[2023] UKUT 190 (LC)
Upper Tribunal Lands Chamber

[2023] UKUT 190 (LC)

Fecha: 08-Ago-2023

The appeal

The appeal

22.

In his grounds of appeal, Dr Van Dellen advanced a variety of points: the FTT had been wrong to suggest that it did not have jurisdiction; it had been wrong to say that the appellant had not provided a good reason, as his non-receipt of the notices was such a reason; the notices were not provided until 29 July 2022, so time for bringing an appeal should start from that date; no prejudice had been caused to the respondent; the FTT had failed adequately to have regard to the amount at stake or the underlying merits of the appeal.

23.

This is an appeal against the exercise by the FTT of a discretion whether to allow the appeal to proceed or to strike it out. The limits of an appellate tribunal’s role when asked to review such an exercise of discretion are well-known. They were explained by Lord Neuberger PSC in BPP Holdings Limited v Commissioner for Her Majesty’s Revenue and Customs [2017] UKSC 55 (a case about non-compliance with procedures in the FTT Tax Chamber) at [33]:

“However, the issue whether to make a debarring order on certain facts is very much one for the tribunal making that decision, and an appellate Judge should only interfere where the decision is not merely different from that which the appellate Judge would have made, but is a decision which the appellate Judge considers cannot be justified. In the words of Lawrence Collins LJ in Walbrook Trustee (Jersey) Ltd v Fattal [2008] EWCA Civ 427 para 33:

“An appellate Judge should not interfere with case management decisions by a Judge who has applied the correct principles and who has taken into account matters that should be taken into account and left out of account matters which are irrelevant, unless the court is satisfied that the decision is so plainly wrong that it must be regarded as outside the generous ambit of the discretion entrusted to the Judge.”

In other words, before they can interfere, appellate Judges must not merely disagree with the decision.

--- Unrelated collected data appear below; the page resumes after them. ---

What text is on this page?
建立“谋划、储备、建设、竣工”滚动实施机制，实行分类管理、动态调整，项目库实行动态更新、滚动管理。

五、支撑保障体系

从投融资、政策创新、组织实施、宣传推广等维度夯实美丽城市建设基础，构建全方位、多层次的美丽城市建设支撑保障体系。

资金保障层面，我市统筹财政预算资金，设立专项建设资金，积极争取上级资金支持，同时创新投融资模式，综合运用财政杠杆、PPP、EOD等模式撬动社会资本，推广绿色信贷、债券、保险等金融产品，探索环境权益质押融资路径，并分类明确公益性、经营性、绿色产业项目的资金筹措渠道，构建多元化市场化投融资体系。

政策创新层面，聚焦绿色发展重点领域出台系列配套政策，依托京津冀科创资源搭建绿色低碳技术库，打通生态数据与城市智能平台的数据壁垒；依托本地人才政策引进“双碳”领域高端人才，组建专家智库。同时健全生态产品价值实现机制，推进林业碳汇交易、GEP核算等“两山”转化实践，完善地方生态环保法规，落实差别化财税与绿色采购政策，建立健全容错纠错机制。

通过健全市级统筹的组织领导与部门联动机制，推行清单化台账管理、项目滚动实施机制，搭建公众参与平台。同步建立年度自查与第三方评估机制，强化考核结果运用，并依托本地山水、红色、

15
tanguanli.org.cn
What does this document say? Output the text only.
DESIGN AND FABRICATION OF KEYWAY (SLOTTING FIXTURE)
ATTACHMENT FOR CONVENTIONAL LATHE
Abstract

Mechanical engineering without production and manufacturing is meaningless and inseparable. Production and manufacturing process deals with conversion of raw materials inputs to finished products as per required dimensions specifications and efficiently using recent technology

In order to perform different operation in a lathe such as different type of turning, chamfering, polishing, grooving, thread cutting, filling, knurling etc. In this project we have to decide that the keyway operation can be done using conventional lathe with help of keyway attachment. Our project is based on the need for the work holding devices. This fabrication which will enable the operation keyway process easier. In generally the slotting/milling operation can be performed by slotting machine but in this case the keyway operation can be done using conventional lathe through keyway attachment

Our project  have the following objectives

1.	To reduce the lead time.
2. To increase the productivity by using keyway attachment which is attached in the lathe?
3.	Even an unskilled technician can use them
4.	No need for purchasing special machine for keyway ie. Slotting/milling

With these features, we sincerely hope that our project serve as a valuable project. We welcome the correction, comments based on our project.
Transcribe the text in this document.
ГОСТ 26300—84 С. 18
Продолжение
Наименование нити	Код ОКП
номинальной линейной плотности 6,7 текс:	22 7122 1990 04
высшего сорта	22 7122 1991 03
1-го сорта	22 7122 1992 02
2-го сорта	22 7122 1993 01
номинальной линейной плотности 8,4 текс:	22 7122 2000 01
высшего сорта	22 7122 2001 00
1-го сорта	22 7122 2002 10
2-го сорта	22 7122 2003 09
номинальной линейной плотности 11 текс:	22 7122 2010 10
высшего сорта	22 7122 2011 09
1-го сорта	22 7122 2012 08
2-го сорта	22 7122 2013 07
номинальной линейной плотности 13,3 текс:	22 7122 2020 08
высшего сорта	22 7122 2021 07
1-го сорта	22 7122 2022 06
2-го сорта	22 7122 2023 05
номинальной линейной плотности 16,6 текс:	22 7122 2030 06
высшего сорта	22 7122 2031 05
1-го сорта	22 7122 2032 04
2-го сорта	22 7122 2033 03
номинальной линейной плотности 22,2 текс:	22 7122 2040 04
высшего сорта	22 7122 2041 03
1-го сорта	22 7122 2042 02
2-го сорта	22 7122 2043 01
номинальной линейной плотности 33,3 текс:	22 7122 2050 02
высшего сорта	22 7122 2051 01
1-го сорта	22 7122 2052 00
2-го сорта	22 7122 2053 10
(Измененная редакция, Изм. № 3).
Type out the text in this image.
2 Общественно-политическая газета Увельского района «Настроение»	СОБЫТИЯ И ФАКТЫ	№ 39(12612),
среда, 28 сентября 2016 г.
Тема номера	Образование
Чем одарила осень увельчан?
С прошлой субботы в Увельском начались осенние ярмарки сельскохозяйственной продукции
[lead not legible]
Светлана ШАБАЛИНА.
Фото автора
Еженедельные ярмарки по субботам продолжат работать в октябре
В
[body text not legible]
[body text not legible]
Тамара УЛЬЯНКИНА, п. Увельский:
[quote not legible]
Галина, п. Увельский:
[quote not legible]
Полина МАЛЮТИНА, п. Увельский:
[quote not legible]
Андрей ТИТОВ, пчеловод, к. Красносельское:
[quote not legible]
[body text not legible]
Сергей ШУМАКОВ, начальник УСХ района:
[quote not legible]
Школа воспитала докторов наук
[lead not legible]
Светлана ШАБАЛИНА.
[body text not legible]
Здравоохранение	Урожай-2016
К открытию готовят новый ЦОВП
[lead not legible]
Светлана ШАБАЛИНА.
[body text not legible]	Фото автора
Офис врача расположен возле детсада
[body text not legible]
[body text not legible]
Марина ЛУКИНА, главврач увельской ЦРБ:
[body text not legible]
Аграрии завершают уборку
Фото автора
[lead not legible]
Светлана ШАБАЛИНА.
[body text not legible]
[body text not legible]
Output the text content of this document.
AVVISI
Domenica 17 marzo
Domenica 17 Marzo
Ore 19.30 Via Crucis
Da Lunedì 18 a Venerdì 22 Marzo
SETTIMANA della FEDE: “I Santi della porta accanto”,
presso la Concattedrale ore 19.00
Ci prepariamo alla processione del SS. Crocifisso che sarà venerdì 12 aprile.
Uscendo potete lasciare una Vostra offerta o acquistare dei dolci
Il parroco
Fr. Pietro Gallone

They must consider that it is unjustifiable”.

Of course, those observations emphasise the respect which is due to a discretionary decision made by a Judge “who has applied the correct principles”. That prompts the question: what are the correct principles when an appellant claims not to have received a final penalty notice and relies on that fact as justifying the bringing of an appeal long after the 28 day time limit imposed by rule 27(2)?

24.

The Judge considered that the relevant principles were those applicable to a decision to strike out proceedings either because the FTT lacks jurisdiction (a mandatory ground under rule 9(2)(a)) or because the proceedings are an abuse of process (a discretionary ground under rule 9(3)(d)).

25.

For his part, Dr Van Dellen argued that the appropriate principles should be borrowed from the civil courts and were to be found in the decision of the Court of Appeal in Denton v White [2014] EWCA Civ 906. In that case the Court of Appeal gave guidance on the application of CPR rule 3.9, which is concerned with relief from sanctions. It commended a three-stage assessment. The first stage was to identify and assess the seriousness or significance of the failure to comply with the particular rule, practice direction or order which had been breached. The second stage was to consider why the failure or default had occurred. The third stage was then to consider all the circumstances of the case, so as to enable the court to deal justly with the application. Dr van Dellen submitted that the FTT had failed to give proper consideration to the third of these stages.